Meine sehr geehrten Damen und Herren, ich will noch einmal ein paar strukturelle Themen anschneiden, die dazugehören, wenn man ein gutes Konzept für Familienpolitik auf den Weg bringen will. Es gibt das Thema der Grundsicherung von bedürftigen Familien. Das muss auf das Niveau angehoben werden, das das Bundesverfassungsgericht in seinem Urteil vom Februar 2010 fordert. Wir müssen die steuerrechtlichen Rahmenbedingungen schaffen, damit Familien geschlechtergerecht und fairer besteuert werden.
Wir müssen bessere Arbeitszeitsysteme entwickeln, und zwar bei öffentlichen Dienstleistern und in der Wirtschaft, damit die Familien die Zeit bekommen, die sie benötigen.
Für uns ist es wichtig, dass die Familien in ihrer Vielfalt anerkannt werden. Familien sind sehr vielfältig. Es können verheiratete Paare mit Kindern sein. Es können Alleinerziehende sein. Es können Patchworkfamilien sein. Es können Regenbogenfamilien sein. All das gehört für uns zu dem Thema „Familie“ dazu. Ich denke, es ist wichtig, dass wir hier die Vielfalt anerkennen.
Ich will noch einmal abschließend sagen, die Familienpolitik hat in Rheinland-Pfalz einen sehr hohen Stellenwert. Ich bin sehr froh darüber, dass sich die Kinder, die Jugendlichen und die Familien bei uns in RheinlandPfalz wohlfühlen.
Für BÜNDNIS 90/DIE GRÜNEN spricht Frau Bröskamp. Frau Bröskamp, Sie haben aufgrund der Redezeit der Ministerin jetzt noch eineinhalb Minuten mehr.
Sehr geehrter Herr Präsident, liebe Kolleginnen und Kollegen! Vielen Dank für diese üppige Redezeit, liebe Irene Alt.
Ich hoffe, dass wir mit dem Kita!Plus-Programm hier für die Kindertagesstätten ein Programm aufgelegt haben, das sie sehr zahlreich nutzen, das sie hoffentlich sehr positiv annehmen. Ich bin gespannt, wie wir darüber vielleicht in einem Jahr hier im Landtag schon sprechen können und wie die Erfahrungen vor Ort sind, die dort gesammelt worden sind.

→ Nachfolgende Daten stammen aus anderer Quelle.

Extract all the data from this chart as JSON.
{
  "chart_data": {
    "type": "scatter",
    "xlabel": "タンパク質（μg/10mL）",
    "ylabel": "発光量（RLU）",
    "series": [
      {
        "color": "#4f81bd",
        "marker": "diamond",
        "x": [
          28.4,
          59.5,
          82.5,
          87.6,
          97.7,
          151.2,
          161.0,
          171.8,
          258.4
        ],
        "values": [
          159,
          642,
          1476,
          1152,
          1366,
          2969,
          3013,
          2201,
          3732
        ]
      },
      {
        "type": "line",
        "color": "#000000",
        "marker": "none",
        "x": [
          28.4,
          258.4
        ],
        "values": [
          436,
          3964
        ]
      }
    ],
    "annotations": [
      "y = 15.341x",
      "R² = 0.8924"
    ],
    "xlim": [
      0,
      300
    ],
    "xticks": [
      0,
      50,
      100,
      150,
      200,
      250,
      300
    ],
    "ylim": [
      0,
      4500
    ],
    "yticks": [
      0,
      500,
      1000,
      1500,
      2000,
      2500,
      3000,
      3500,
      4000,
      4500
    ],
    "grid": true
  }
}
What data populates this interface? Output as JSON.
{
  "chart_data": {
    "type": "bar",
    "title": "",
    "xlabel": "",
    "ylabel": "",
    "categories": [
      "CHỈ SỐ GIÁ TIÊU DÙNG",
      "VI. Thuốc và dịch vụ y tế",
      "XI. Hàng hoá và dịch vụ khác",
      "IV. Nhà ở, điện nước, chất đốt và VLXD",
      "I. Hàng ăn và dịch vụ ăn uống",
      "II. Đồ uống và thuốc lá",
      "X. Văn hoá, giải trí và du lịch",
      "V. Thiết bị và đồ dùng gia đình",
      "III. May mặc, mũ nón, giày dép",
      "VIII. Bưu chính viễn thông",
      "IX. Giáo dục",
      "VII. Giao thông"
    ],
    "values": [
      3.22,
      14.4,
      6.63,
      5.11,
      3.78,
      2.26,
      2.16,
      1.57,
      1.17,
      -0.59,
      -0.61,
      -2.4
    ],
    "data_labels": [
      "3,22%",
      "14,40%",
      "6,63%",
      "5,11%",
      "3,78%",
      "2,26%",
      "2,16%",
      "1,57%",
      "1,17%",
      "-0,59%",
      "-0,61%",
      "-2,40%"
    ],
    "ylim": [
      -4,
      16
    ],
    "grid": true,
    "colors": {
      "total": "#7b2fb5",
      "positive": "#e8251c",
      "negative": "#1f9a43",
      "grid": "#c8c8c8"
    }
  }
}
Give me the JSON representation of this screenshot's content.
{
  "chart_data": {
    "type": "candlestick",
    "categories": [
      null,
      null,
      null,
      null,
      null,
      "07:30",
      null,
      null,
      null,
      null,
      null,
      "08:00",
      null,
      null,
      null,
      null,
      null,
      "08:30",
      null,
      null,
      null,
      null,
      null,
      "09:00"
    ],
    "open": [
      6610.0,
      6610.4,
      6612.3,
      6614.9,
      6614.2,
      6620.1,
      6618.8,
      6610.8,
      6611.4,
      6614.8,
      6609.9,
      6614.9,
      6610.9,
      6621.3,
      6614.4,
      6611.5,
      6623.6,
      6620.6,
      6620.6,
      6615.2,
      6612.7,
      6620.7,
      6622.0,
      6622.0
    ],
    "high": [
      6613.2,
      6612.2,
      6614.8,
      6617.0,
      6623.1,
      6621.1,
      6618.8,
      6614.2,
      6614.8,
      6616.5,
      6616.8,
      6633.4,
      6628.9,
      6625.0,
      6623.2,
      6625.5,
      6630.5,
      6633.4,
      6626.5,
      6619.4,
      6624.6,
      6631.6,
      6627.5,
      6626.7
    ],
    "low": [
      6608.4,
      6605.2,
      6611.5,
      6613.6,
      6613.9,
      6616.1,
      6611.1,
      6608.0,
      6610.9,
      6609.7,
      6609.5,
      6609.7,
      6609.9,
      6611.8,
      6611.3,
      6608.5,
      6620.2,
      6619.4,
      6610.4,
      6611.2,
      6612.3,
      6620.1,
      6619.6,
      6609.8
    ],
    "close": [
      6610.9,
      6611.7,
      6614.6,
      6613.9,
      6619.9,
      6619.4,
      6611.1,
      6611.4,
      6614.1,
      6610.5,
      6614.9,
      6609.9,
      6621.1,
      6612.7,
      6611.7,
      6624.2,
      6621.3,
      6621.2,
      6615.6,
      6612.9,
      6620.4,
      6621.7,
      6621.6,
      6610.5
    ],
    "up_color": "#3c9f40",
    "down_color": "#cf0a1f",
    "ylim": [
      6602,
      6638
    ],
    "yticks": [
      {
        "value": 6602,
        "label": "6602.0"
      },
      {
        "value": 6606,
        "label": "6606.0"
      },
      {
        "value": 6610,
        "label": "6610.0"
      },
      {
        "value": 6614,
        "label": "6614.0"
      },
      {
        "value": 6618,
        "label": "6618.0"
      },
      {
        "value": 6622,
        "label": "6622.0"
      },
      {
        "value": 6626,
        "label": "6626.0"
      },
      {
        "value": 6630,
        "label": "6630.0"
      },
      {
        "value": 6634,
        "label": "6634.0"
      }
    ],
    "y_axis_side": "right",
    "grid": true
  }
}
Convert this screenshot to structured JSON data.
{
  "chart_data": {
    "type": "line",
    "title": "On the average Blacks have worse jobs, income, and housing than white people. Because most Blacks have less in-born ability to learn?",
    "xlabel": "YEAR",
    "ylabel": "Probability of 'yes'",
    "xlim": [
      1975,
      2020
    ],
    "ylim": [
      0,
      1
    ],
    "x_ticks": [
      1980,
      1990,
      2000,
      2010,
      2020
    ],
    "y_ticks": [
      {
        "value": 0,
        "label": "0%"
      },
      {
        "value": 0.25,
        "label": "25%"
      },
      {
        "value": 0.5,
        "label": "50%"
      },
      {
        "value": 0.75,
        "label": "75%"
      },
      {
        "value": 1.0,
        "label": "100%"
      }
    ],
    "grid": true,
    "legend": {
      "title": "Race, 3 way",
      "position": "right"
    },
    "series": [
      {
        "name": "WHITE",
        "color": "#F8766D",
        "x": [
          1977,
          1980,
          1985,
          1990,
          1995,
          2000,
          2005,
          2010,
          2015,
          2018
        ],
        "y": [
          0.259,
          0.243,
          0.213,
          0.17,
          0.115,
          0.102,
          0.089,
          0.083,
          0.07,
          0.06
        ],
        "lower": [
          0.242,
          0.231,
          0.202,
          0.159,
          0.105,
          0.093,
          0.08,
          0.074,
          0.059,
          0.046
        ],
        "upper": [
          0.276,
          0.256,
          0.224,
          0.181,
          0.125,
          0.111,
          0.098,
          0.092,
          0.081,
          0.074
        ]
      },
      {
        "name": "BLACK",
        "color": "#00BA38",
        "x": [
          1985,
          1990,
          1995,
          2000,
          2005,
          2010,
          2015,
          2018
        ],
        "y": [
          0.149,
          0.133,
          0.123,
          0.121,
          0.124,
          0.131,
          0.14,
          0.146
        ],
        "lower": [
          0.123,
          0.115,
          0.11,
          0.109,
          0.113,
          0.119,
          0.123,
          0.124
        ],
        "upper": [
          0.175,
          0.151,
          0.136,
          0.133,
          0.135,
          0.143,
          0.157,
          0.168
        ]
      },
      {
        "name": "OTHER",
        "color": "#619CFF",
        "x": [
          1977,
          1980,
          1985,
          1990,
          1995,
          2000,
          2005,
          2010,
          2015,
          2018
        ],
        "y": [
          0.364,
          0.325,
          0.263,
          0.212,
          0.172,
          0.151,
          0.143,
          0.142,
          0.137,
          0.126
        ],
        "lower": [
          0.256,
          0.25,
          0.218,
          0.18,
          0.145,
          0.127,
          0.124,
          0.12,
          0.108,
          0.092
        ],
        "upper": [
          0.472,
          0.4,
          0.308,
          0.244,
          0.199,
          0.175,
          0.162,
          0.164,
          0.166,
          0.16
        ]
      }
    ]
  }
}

Ich möchte auch noch einmal kurz auf diese besondere Situation Bezug nehmen, dass wir in Rheinland-Pfalz im Unterschied zu allen anderen Bundesländern, die uns umgeben, den Rechtsanspruch für die zweijährigen Kinder schon haben. Ich habe schon mehrfach angesprochen, ich bin oft in Nordrhein-Westfalen unterwegs. Auch dort wird mir immer wieder mit auf den Weg gegeben: Ihr habt es gut in Rheinland-Pfalz, ihr habt den Rechtsanspruch ab zwei, und die Betreuungssituation ist bei euch deutlich besser als bei uns. – Von daher ist auch die Wahrnehmung außerhalb sicherlich sehr positiv.
Ich möchte hier aber vielleicht auch noch ganz kurz erwähnen – liebe Frau Demuth, Sie können sich daran erinnern –, dass Sie sich dafür eingesetzt haben, den Kindergarten nicht kostenfrei zu stellen. Ich denke, das ist hier vielleicht auch einmal angebracht. Ich glaube, dass sich die CDU in großen Teilen auch dahin gehend ausspricht, um im Prinzip den Eltern die Elternbeiträge wieder abzuknöpfen. Ich wollte das hier nicht unerwähnt lassen. Ich denke, dass passt inhaltlich. Deswegen war es mir wichtig, das auch kurz zu sagen.
Frau Huth-Haage, nur zu Ihrer Information, die Norweger haben das Betreuungsgeld jetzt zu Anfang des Jahres
2012 wieder abgeschafft. Ich sage Ihnen auch, warum. Sie begründen das nämlich genau damit, dass es sich negativ auf die Erwerbstätigkeit von Müttern auswirkt. Vor allen Dingen geht es darum, dass dadurch vor allen Dingen die Familien mit Migrationshintergrund große Nachteile erleiden.
Ich denke, wenn Sie gerade sagen – ich möchte das kurz zitieren –, dass Kindergartengenerationen verloren gegangen sind
Sie haben hier von einer gesprochen –, dann möchte ich sagen, mein Eindruck ist, dass aufgrund des Betreuungsgeldes nicht nur eine Kindergartengeneration verloren gehen wird, sondern eine Menge von Kindergartengenerationen, nämlich genau die, die sowieso die schlechten Startchancen haben.
(Zuruf der Abg. Frau Huth-Haage, CDU – Pörksen, SPD: Beißen Sie doch nicht ins Mikrofon! Das bringt nichts!)
Ich denke, dass wir uns hier nicht die Sorge über die Eltern machen müssen, die es richten, die es im Griff haben. Das ist nicht das Problem.